We will try to grasp the general concept of “what a kernel is”, and “why is it called like that” in machine learning. Let’s examine the two “large meanings” of kernel in mathematics).
First meaning: a measure of injectiveness
In algebra (kernel of a linear transform, of a homomorphism, of a matrix), a kernel is the set of elements that map to the neutral element. T : V → W,
ker(T) = {v ∈ V | T.v = 0}
Edit: for the readers not familial with algebra, I made a picture.
In category theory (that studies categories of mathematical objects and morphism), the kernel of a morphism f is more general: it is the most general morphism k such that: k∘f return the neutral element for whatever input.
In set theory, the kernel of a function f is the partition D¹…Dⁿ of the domain D such that:
∀ (x, y) ∈ D ∈ {D¹…Dⁿ} : f(x) = f(y), so: ker(f) = {(x,y) | f(x) = f(y)}
All these bound the kernel to a measure of the degree to which the transform/morphism/function fails to be injective (how much elements from the domain doesn’t have separate images).
Second meaning: defining an integral transform
An integral kernel, or kernel function, defines an integral transform, such as the function k in:
(T∘f)(x) = ∫k(x,x’).f(x’).dx
If we take k : x ↦ exp(-i.u.x)/√(2π), we have a Fourier transform, whereas k : x ↦ exp(-u.x)* leads to a Laplace transform.
When an integral kernel has the property of:
∫k(x).dx = 1 and ∀ x, k(x) = k(-x) this kernel can be used for density estimation of a random variable. Perhaps the most known kernel in this regard is the Gaussian kernel: k : x ↦ exp(-x²/2)/√(2π), but there are many others (commons)).

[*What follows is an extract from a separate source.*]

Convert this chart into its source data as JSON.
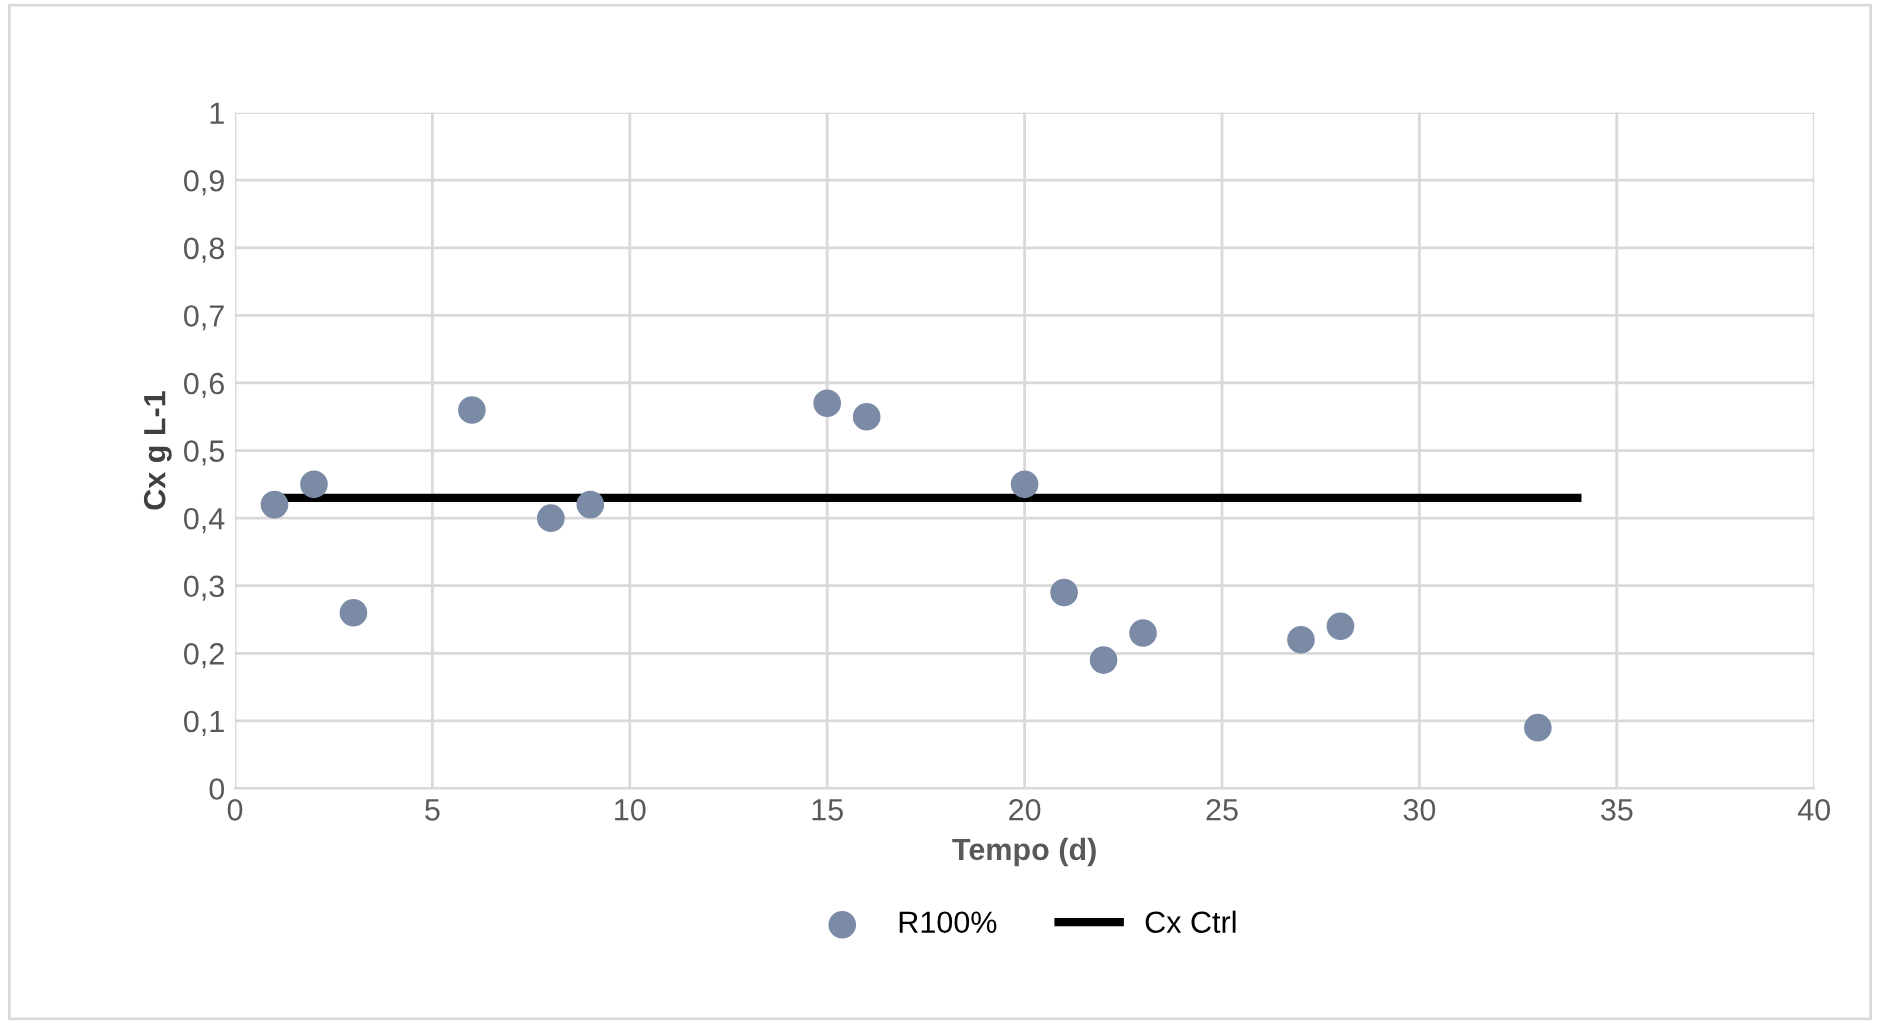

When the integral kernel depends on the difference between its arguments, we have a convolution kernel:
*(T∘f)(x) = ∫k(x – x’).f(x’).dx
As the probability distribution of the sum of two independent random variables is the convolution of their individual distributions, kernels are central for probabilistic models.
So, why “kernel machines/methods” for SVM and Gaussian processes (and PCA etc.)? Because kernels are central to such methods. An SVM is basically a maximum margin linear classifier. Linear classifier means that, given 2 sets of points in a p-dimensional space, it just build an hyperplane (dimension p-1) to separate them. Maximum margin means that it maximizes the margin between the points of the 2 sets closest to the hyperplane (the support vectors). So, how can SVM separate clusters that are not linearly separable? Using a kernel trick.
Kernel trick
A kernel trick is a way to increase the dimensionality of the observations so that, in this higher dimension space, they are linearly separable. For that, we use a kernel, as defined in the above part, as an inner product of the higher dimension space. Observations from S are mapped to V by ϕ : S → V, the kernel used is k : x,y ↦ ⟨ϕ(x),ϕ(y)⟩, the inner product of V. And we don’t need to know ϕ, it suffices to know that k in a inner product in V and that k follows the Mercer’s condition.
There is a cool video to vizualize that (forgive them the Comic Sans) on YouTube.
To conclude, the name “kernel machines” comes from the fact that without kernel tricks, SVM and other linear classifiers would be very limited. It enables them for non-linear classification.